Visits to the shrine by Junichiro Koizumi, Abe's predecessor, was a source of diplomatic tension with China and South Korea.
 
Taro Aso, Japan's foreign minister, said he did not expect any diplomatic fallout as a result of Abe's gesture.
 
"I don't think it really matters," he said.
 
China's foreign ministry had no immediate comment.
 
Mending ties
 
Abe has worked hard to mend relations with China that were ruptured by Koizumi's repeated visits to Yasukuni, a visit he has avoided making since taking office.
 
Abe, right, hosted Wen Jiabao in Tokyo last
month in a sign of warming relations [Reuters]

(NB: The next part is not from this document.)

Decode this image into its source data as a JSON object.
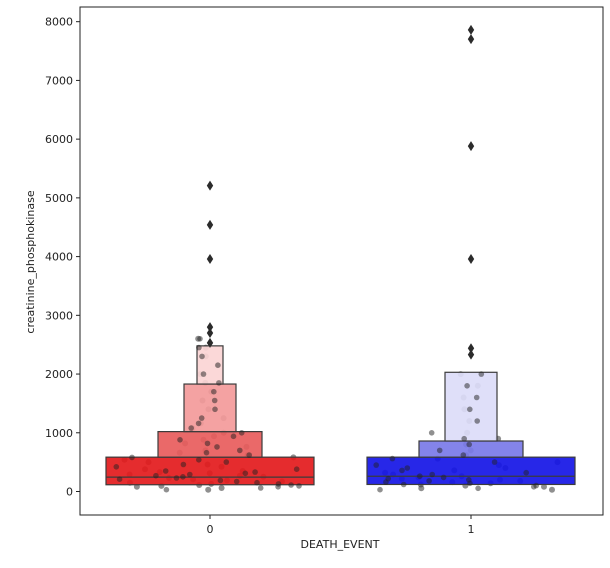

Beijing has repeatedly pressed him not to visit it as a demonstration of Japan's remorse for its militaristic past.
 
Yasuhisa Shiozaki, a government spokesman, acknowledged the media reports but said he had not heard directly from Abe about the visit.
 
"The government will refrain from commenting on a matter that involves the thoughts and feelings of the prime minister as a private citizen," he added.
 
Abe has regularly prayed there in the past and reportedly made a secret trip as chief cabinet secretary just before the shrine's main spring festival last year.
 
Abe, who has kept mum on whether he will visit as prime minister, has reportedly said he will stay away from the shrine until at least July in a bid to improve ties with China.
 
Last month, Abe hosted a visit to Japan by Wen Jiabao, the Chinese premier, signalling a warming in relations.